Dermot se quedó disgustado en su estudio hasta que se puso el sol. Vio cómo las sombras trepaban por las ventanas hasta que cubrieron el suelo de la cocina, borrando los últimos rayos de luz. Podía ver a su pequeña bailando por la habitación con su vestido de los domingos. Pero después de un rato la alegría de la niña dio paso a las lágrimas, y se tiró al suelo llorando. Dermot quiso correr hasta ella, pero cuando se puso en pie, la botella vacía de whisky cayó al suelo y se hizo añicos, asustándola y haciéndola desaparecer. Cuando Emer entró para llevarle a la cama, Dermot roncaba en su silla. Un hombre triste y roto.

Anna tenía que cumplir con una última tarea antes de irse a Londres. Fue a decir a Sean O'Mara que no podía casarse con él. Cuando llegó a su casa, la madre de Sean, una mujer alegre con el físico rechoncho propio de un sapo jovial, entró de un salto en el vestíbulo para gritar a su hijo que su prometida los había pillado de sorpresa y había aparecido como por encanto.

– ¿Cómo ha ido el viaje, querida? Apuesto a que ha sido emocionante, muy emocionante -dijo la madre entre risas al tiempo que se limpiaba en el delantal las manos llenas de harina.

– Ha sido un viaje muy agradable, Moira -respondió Anna, sonriendo incómoda y mirando por encima del hombro de la mujer para ver cómo su hijo bajaba a saltos las escaleras.

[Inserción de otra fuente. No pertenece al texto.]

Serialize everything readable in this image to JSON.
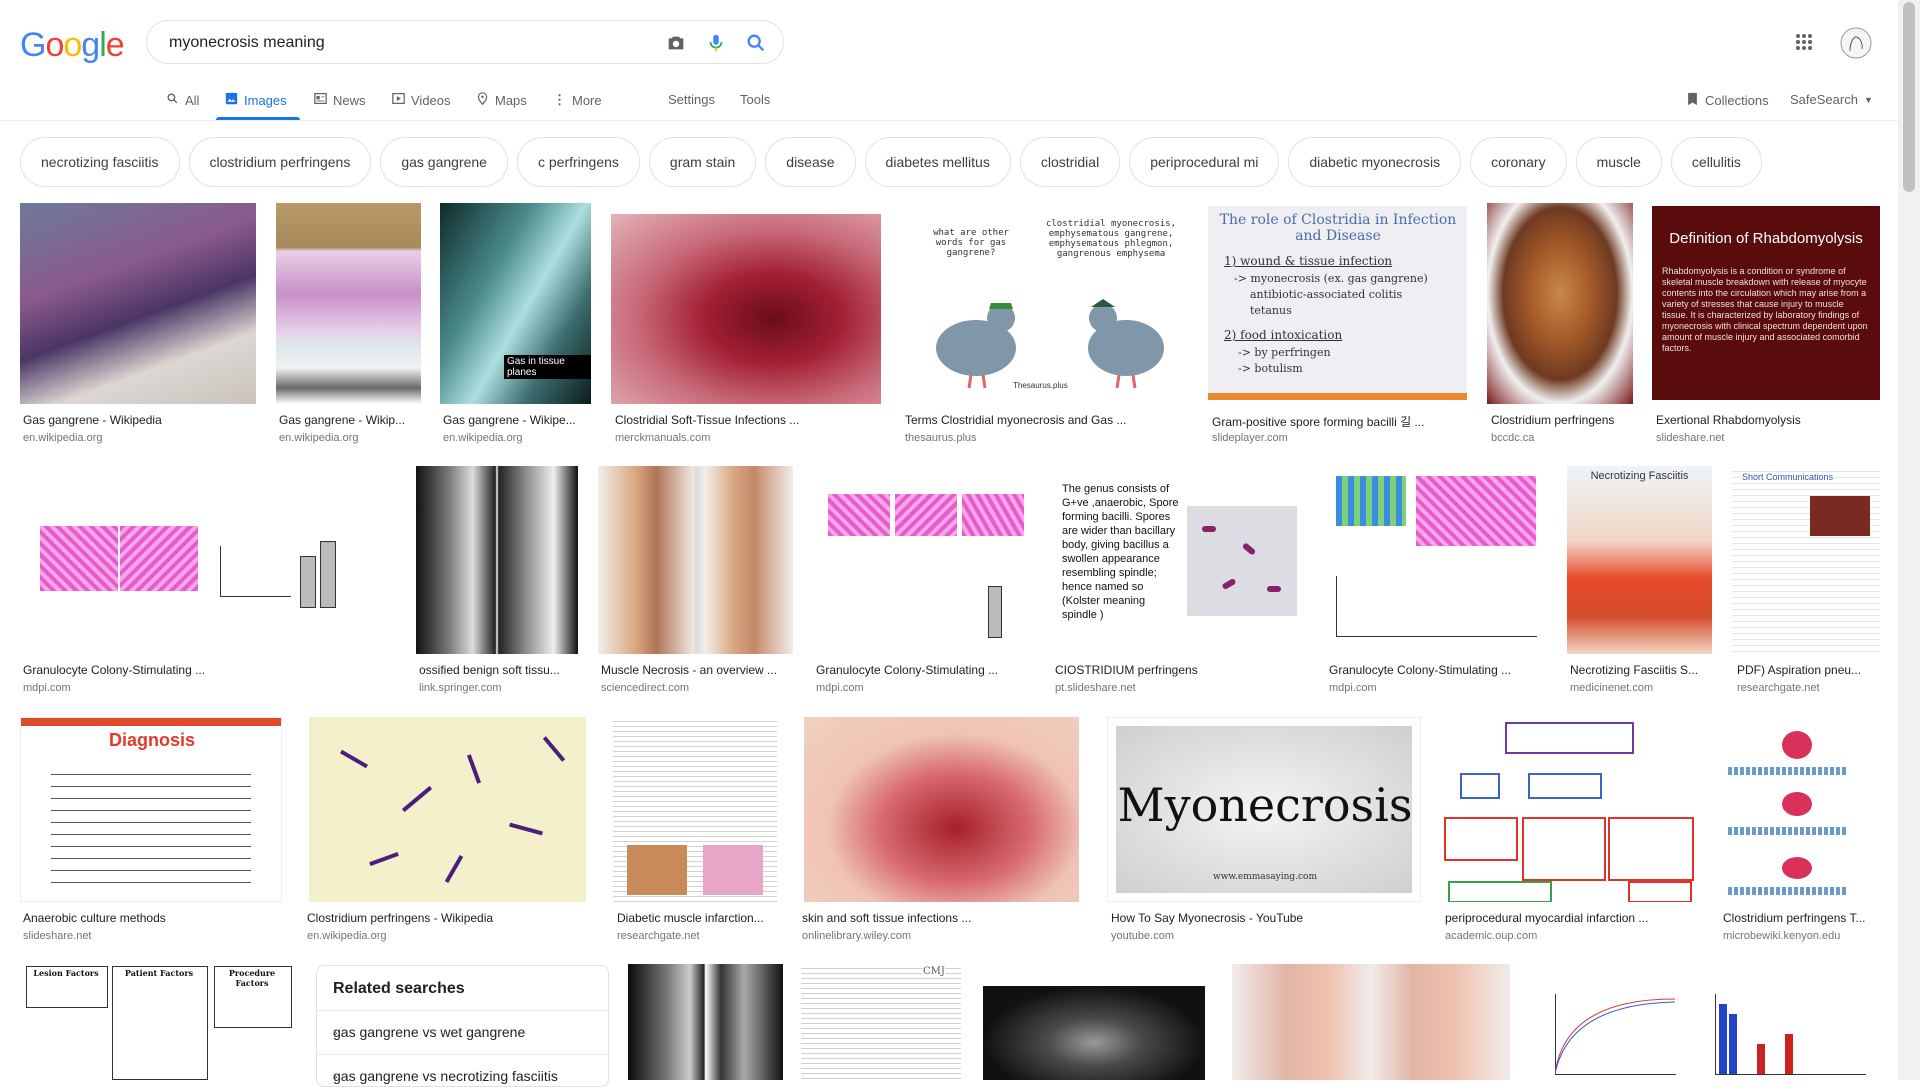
{
  "logo": "Google",
  "search": {
    "query": "myonecrosis meaning"
  },
  "tabs": [
    {
      "label": "All"
    },
    {
      "label": "Images"
    },
    {
      "label": "News"
    },
    {
      "label": "Videos"
    },
    {
      "label": "Maps"
    },
    {
      "label": "More"
    }
  ],
  "settings": "Settings",
  "tools": "Tools",
  "collections": "Collections",
  "safesearch": "SafeSearch",
  "chips": [
    "necrotizing fasciitis",
    "clostridium perfringens",
    "gas gangrene",
    "c perfringens",
    "gram stain",
    "disease",
    "diabetes mellitus",
    "clostridial",
    "periprocedural mi",
    "diabetic myonecrosis",
    "coronary",
    "muscle",
    "cellulitis"
  ],
  "results": [
    {
      "caption": "Gas gangrene - Wikipedia",
      "domain": "en.wikipedia.org"
    },
    {
      "caption": "Gas gangrene - Wikip...",
      "domain": "en.wikipedia.org"
    },
    {
      "caption": "Gas gangrene - Wikipe...",
      "domain": "en.wikipedia.org"
    },
    {
      "caption": "Clostridial Soft-Tissue Infections ...",
      "domain": "merckmanuals.com"
    },
    {
      "caption": "Terms Clostridial myonecrosis and Gas ...",
      "domain": "thesaurus.plus"
    },
    {
      "caption": "Gram-positive spore forming bacilli 길 ...",
      "domain": "slideplayer.com"
    },
    {
      "caption": "Clostridium perfringens",
      "domain": "bccdc.ca"
    },
    {
      "caption": "Exertional Rhabdomyolysis",
      "domain": "slideshare.net"
    },
    {
      "caption": "Granulocyte Colony-Stimulating ...",
      "domain": "mdpi.com"
    },
    {
      "caption": "ossified benign soft tissu...",
      "domain": "link.springer.com"
    },
    {
      "caption": "Muscle Necrosis - an overview ...",
      "domain": "sciencedirect.com"
    },
    {
      "caption": "Granulocyte Colony-Stimulating ...",
      "domain": "mdpi.com"
    },
    {
      "caption": "CIOSTRIDIUM perfringens",
      "domain": "pt.slideshare.net"
    },
    {
      "caption": "Granulocyte Colony-Stimulating ...",
      "domain": "mdpi.com"
    },
    {
      "caption": "Necrotizing Fasciitis S...",
      "domain": "medicinenet.com"
    },
    {
      "caption": "PDF) Aspiration pneu...",
      "domain": "researchgate.net"
    },
    {
      "caption": "Anaerobic culture methods",
      "domain": "slideshare.net"
    },
    {
      "caption": "Clostridium perfringens - Wikipedia",
      "domain": "en.wikipedia.org"
    },
    {
      "caption": "Diabetic muscle infarction...",
      "domain": "researchgate.net"
    },
    {
      "caption": "skin and soft tissue infections ...",
      "domain": "onlinelibrary.wiley.com"
    },
    {
      "caption": "How To Say Myonecrosis - YouTube",
      "domain": "youtube.com"
    },
    {
      "caption": "periprocedural myocardial infarction ...",
      "domain": "academic.oup.com"
    },
    {
      "caption": "Clostridium perfringens T...",
      "domain": "microbewiki.kenyon.edu"
    }
  ],
  "image_text": {
    "gas": "Gas in tissue planes",
    "pig_q": "what are other words for gas gangrene?",
    "pig_a": "clostridial myonecrosis, emphysematous gangrene, emphysematous phlegmon, gangrenous emphysema",
    "pig_src": "Thesaurus.plus",
    "clos_title": "The role of Clostridia in Infection and Disease",
    "clos_1": "1) wound & tissue infection",
    "clos_1a": "-> myonecrosis (ex. gas gangrene)",
    "clos_1b": "antibiotic-associated colitis",
    "clos_1c": "tetanus",
    "clos_2": "2) food intoxication",
    "clos_2a": "-> by perfringen",
    "clos_2b": "-> botulism",
    "rhabdo_title": "Definition of Rhabdomyolysis",
    "rhabdo_body": "Rhabdomyolysis is a condition or syndrome of skeletal muscle breakdown with release of myocyte contents into the circulation which may arise from a variety of stresses that cause injury to muscle tissue. It is characterized by laboratory findings of myonecrosis with clinical spectrum dependent upon amount of muscle injury and associated comorbid factors.",
    "genus": "The genus consists of G+ve ,anaerobic, Spore forming bacilli. Spores are wider than bacillary body, giving bacillus a swollen appearance resembling spindle; hence named so (Kolster meaning spindle )",
    "necfas": "Necrotizing Fasciitis",
    "short_comm": "Short Communications",
    "diagnosis": "Diagnosis",
    "myonecrosis_word": "Myonecrosis",
    "emma": "www.emmasaying.com",
    "lesion": "Lesion Factors",
    "patient": "Patient Factors",
    "procedure": "Procedure Factors",
    "cmj": "CMJ"
  },
  "related": {
    "title": "Related searches",
    "items": [
      "gas gangrene vs wet gangrene",
      "gas gangrene vs necrotizing fasciitis"
    ]
  }
}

– Bien, me alegra que hayas vuelto, te lo aseguro -volvió a reír-. Nuestro Sean ha estado lloriqueando todo el fin de semana. Da gusto volver a verle sonreír, ¿no es cierto, Sean? -Se metió en la casa y añadió feliz-: Os dejo a lo vuestro, tortolitos.

Sean besó a Anna torpemente en la mejilla antes de tomarle la mano y conducirla calle arriba.

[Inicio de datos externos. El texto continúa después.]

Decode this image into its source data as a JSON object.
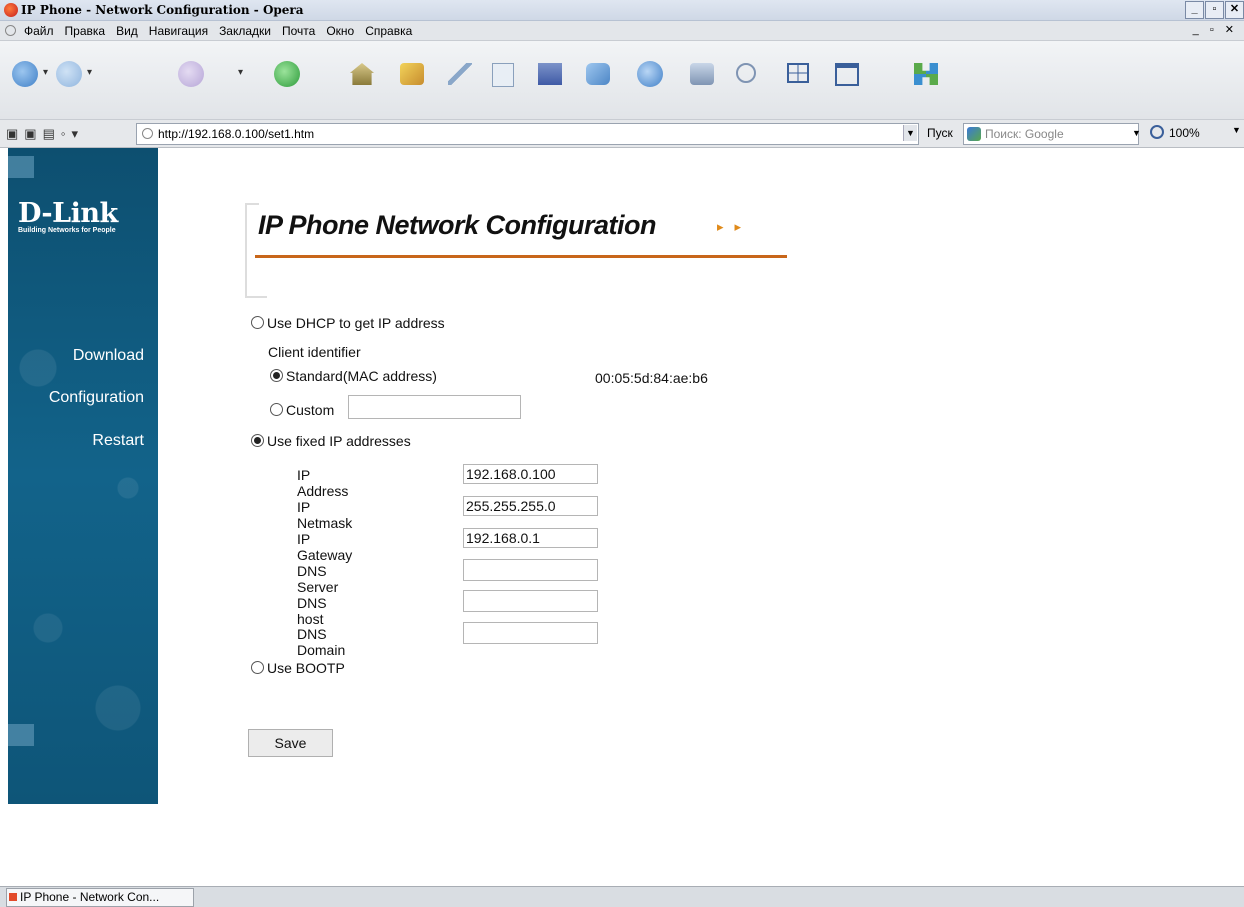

– ¿Y? ¿Cómo ha ido en Londres? -preguntó.

– Bien -respondió Anna, saludando a Paddy Nyhan, que pasaba junto a ellos en su bicicleta. Después de sonreír y saludar a varios vecinos, Anna no pudo aguantar más aquel suspense.

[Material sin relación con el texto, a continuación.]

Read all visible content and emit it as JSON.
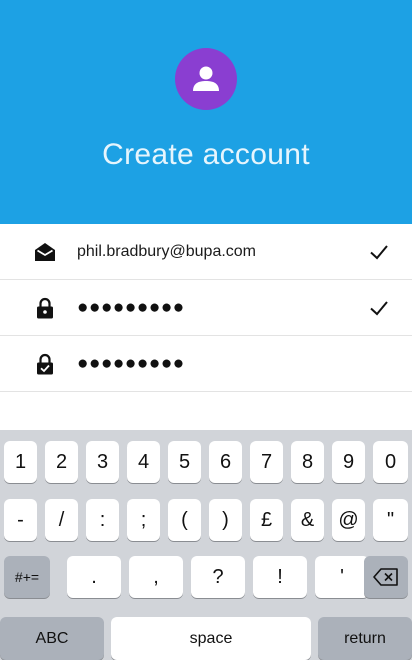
{
  "colors": {
    "header_bg": "#1da1e4",
    "avatar_bg": "#8a3ed1",
    "keyboard_bg": "#d1d4d9"
  },
  "header": {
    "icon": "user-icon",
    "title": "Create account"
  },
  "form": {
    "email": {
      "icon": "envelope-open-icon",
      "value": "phil.bradbury@bupa.com",
      "valid": true
    },
    "password": {
      "icon": "lock-icon",
      "value": "●●●●●●●●●",
      "valid": true
    },
    "confirm_password": {
      "icon": "lock-check-icon",
      "value": "●●●●●●●●●",
      "valid": false
    }
  },
  "keyboard": {
    "row1": [
      "1",
      "2",
      "3",
      "4",
      "5",
      "6",
      "7",
      "8",
      "9",
      "0"
    ],
    "row2": [
      "-",
      "/",
      ":",
      ";",
      "(",
      ")",
      "£",
      "&",
      "@",
      "\""
    ],
    "row3": {
      "shift": "#+=",
      "keys": [
        ".",
        ",",
        "?",
        "!",
        "'"
      ],
      "delete_icon": "backspace-icon"
    },
    "row4": {
      "mode": "ABC",
      "space": "space",
      "return": "return"
    }
  }
}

»Sean, necesito hablar contigo en algún sitio donde podamos estar solos -dijo, frunciendo ansiosa el ceño.

– No te preocupes, Anna. Nada puede ser tan terrible -dijo Sean echándose a reír mientras caminaban por las callejuelas hacia las colinas.

Subieron en silencio. Sean inició una conversación haciéndole preguntas sobre Londres, pero ella le contestaba con monosílabos, de manera que al poco rato Sean decidió dejarlo. Por fin, lejos de ojos y oídos ajenos, se sentaron en un banco mojado que daba al valle.

– Dime, ¿qué te pasa? -preguntó Sean. Anna miró su rostro pálido y anguloso y sus ojos de niño y temió no tener el valor de decírselo. No había manera de hacerlo sin herirle.

– No puedo casarme contigo, Sean -dijo por fin, viendo cómo a Sean se le descomponía la cara.

– ¿Que no puedes casarte conmigo? -repitió incrédulo-. ¿Qué quieres decir con eso?

– No puedo, eso es todo -dijo Anna, y apartó la mirada. El rostro de Sean enrojeció hasta adquirir un tono casi violáceo, sobre todo alrededor de los ojos, que se le humedecieron por la emoción.

– No lo entiendo. ¿A qué se debe esto? -tartamudeó-. Estás nerviosa, no es más que eso. Se te pasará cuando nos hayamos casado -insistió intentando tranquilizarse.

– No puedo casarme contigo porque estoy enamorada de otro hombre -dijo Anna e irrumpió en llanto. Sean se puso en pie, se llevó las manos a la cintura y soltó, furioso:

– ¿Quién es ese hombre? ¡Le mataré! -escupió enojado-. Vamos, dime, ¿quién es? -Anna alzó la mirada y reconoció el dolor que escondía su rabia, lo que la hizo llorar todavía más.

– Lo siento, Sean, no he querido hacerte daño -dijo entre sollozos.

– ¿Quién es, Anna? Tengo derecho a saberlo -gritó, volviendo a sentarse en el banco y cogiéndole la cara para que le mirara.

– Se llama Paco Solanas -respondió Anna, liberándose de su mano.

– ¿Qué clase de nombre es ese? -replicó Sean con una risa burlona.